19) If you consider our micribiome, you can forget about humans and chimps being 98% similar.

20) Enjoyed this Marketplace story on how German universities control costs.  (No climbing walls, among other things; and no beloved sports teams).

Your parenting doesn’t matter as much as you think it does

I really liked Kevin Drum’s take on the latest parenting research.  I think he gets the parental psychology of this all exactly right (and I also like that he tosses aside Justin Wolfers’ bizarre critique):

At the risk of igniting a parenting war—and no, I don’t have children—middle-class parents tend to resolutely reject the idea that their parenting matters a lot less than they think. It’s easy to understand why, but unfortunately, there’s a considerable amount of evidence that parenting styles per se have a surprisingly small impact on the personalities and life outcomes of children. Obviously this doesn’t hold true at the extremes, but for the broad middle it does…
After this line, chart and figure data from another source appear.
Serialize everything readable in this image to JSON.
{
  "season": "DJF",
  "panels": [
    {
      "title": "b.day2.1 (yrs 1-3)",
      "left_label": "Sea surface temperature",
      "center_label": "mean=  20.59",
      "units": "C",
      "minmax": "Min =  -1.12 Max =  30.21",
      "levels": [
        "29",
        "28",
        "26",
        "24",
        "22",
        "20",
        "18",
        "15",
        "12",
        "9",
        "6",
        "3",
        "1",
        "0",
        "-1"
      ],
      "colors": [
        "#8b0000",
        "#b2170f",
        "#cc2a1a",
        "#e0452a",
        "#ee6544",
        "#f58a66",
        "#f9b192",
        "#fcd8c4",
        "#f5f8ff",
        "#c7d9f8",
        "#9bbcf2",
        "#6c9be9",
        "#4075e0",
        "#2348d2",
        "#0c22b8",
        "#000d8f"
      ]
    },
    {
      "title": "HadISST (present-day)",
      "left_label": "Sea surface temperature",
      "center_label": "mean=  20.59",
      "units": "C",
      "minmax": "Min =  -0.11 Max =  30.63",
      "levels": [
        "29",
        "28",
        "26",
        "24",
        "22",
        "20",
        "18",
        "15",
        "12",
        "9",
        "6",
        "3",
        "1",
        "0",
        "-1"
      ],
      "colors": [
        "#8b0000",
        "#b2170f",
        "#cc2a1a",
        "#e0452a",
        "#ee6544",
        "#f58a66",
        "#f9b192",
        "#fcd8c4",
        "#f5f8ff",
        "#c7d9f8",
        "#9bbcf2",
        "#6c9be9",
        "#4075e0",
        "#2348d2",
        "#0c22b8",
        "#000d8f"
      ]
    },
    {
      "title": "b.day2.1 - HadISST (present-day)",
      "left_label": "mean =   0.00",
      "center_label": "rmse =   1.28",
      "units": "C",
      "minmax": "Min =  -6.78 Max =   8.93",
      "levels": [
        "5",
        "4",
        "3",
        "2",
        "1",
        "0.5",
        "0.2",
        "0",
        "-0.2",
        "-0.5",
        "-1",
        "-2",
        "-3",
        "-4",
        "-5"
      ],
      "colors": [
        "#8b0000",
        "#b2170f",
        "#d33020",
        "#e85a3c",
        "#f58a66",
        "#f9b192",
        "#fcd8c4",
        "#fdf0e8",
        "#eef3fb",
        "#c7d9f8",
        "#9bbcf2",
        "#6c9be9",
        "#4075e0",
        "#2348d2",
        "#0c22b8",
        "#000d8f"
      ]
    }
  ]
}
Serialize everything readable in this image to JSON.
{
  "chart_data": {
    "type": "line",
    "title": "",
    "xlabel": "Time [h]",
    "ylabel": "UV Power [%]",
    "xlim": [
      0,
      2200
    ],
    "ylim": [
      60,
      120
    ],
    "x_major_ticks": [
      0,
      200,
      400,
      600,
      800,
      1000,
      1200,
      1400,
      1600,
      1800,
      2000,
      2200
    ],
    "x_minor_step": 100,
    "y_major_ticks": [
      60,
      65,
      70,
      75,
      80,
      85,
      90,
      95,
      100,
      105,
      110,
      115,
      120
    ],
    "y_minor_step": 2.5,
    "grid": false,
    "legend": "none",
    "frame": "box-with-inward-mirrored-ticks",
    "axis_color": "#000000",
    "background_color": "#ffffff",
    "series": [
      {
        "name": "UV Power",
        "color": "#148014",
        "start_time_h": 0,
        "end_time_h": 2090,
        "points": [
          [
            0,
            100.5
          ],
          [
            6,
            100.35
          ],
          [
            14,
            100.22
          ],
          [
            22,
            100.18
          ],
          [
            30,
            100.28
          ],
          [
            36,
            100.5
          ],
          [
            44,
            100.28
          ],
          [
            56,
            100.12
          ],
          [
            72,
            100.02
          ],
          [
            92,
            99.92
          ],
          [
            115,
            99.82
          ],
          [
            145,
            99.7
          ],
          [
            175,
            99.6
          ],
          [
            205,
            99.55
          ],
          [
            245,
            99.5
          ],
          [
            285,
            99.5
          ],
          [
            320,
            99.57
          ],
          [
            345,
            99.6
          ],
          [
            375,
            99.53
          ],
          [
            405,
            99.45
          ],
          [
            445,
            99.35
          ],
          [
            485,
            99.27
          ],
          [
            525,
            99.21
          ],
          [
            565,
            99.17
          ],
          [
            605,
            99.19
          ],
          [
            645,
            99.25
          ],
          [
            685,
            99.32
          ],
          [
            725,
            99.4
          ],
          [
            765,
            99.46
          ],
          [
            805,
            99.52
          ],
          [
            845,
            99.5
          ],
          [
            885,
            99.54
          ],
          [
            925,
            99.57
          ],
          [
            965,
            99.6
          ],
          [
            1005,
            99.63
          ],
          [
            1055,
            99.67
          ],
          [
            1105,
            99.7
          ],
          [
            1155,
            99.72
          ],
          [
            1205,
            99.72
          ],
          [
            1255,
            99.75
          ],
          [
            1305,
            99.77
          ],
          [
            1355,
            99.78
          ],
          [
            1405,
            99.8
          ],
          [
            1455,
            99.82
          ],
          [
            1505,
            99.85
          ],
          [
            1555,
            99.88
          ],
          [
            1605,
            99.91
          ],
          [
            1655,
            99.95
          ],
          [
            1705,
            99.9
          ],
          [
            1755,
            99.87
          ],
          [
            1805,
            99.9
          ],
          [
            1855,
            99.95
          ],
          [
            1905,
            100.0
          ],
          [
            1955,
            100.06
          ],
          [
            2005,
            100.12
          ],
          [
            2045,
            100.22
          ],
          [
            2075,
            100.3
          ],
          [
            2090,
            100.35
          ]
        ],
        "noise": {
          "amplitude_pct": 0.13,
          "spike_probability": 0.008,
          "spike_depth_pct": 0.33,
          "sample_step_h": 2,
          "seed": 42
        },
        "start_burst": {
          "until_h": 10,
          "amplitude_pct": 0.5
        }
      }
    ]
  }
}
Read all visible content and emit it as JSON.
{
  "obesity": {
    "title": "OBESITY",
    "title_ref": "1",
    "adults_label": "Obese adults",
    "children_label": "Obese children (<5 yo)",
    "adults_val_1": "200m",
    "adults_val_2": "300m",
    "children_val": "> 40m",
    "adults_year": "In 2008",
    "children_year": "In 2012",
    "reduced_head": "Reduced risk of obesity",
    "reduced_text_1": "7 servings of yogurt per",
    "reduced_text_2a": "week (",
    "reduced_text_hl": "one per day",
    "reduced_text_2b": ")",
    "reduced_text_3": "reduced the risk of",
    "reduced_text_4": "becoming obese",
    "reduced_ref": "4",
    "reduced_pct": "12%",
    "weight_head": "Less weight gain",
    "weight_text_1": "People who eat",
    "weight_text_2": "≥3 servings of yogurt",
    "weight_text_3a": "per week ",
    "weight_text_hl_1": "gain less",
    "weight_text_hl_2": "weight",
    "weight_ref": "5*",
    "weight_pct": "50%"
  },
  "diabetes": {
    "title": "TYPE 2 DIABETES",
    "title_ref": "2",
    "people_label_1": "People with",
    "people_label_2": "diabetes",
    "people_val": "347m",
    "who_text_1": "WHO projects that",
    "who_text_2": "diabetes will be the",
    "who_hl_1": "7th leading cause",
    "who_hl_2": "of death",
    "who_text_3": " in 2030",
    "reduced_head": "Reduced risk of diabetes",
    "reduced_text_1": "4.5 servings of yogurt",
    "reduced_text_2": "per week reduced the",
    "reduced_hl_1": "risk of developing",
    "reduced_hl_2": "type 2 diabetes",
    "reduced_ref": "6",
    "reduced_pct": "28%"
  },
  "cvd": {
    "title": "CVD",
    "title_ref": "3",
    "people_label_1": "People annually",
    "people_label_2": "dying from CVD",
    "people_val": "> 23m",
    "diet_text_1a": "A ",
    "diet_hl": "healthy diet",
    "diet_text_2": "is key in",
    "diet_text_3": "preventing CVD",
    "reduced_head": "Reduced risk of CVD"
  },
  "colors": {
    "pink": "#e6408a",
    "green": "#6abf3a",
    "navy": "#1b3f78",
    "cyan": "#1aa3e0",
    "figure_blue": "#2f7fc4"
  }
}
But my experience is that middle-class parents pretty flatly reject this idea. They simply can’t stand the idea that they’re unable to guide their kids in the direction they want. And yet, the number of kids who don’t take after their parents is enormous. Neat parents raise slobs. Quiet parents raise extroverts. Honest parents raise crooks. Pacifist parents raise Army recruits. Bohemian parents raise Wall Street analysts.

So this latest study is probably roughly right. You might not like it, but it’s probably right. And there’s good news here too: Don’t beat yourself up too badly if you think you’re blowing it as a parent. Unless you’re way off the charts, you’re probably doing OK.

Yep.  Of course parenting matters.  Just less than most people like to think it does.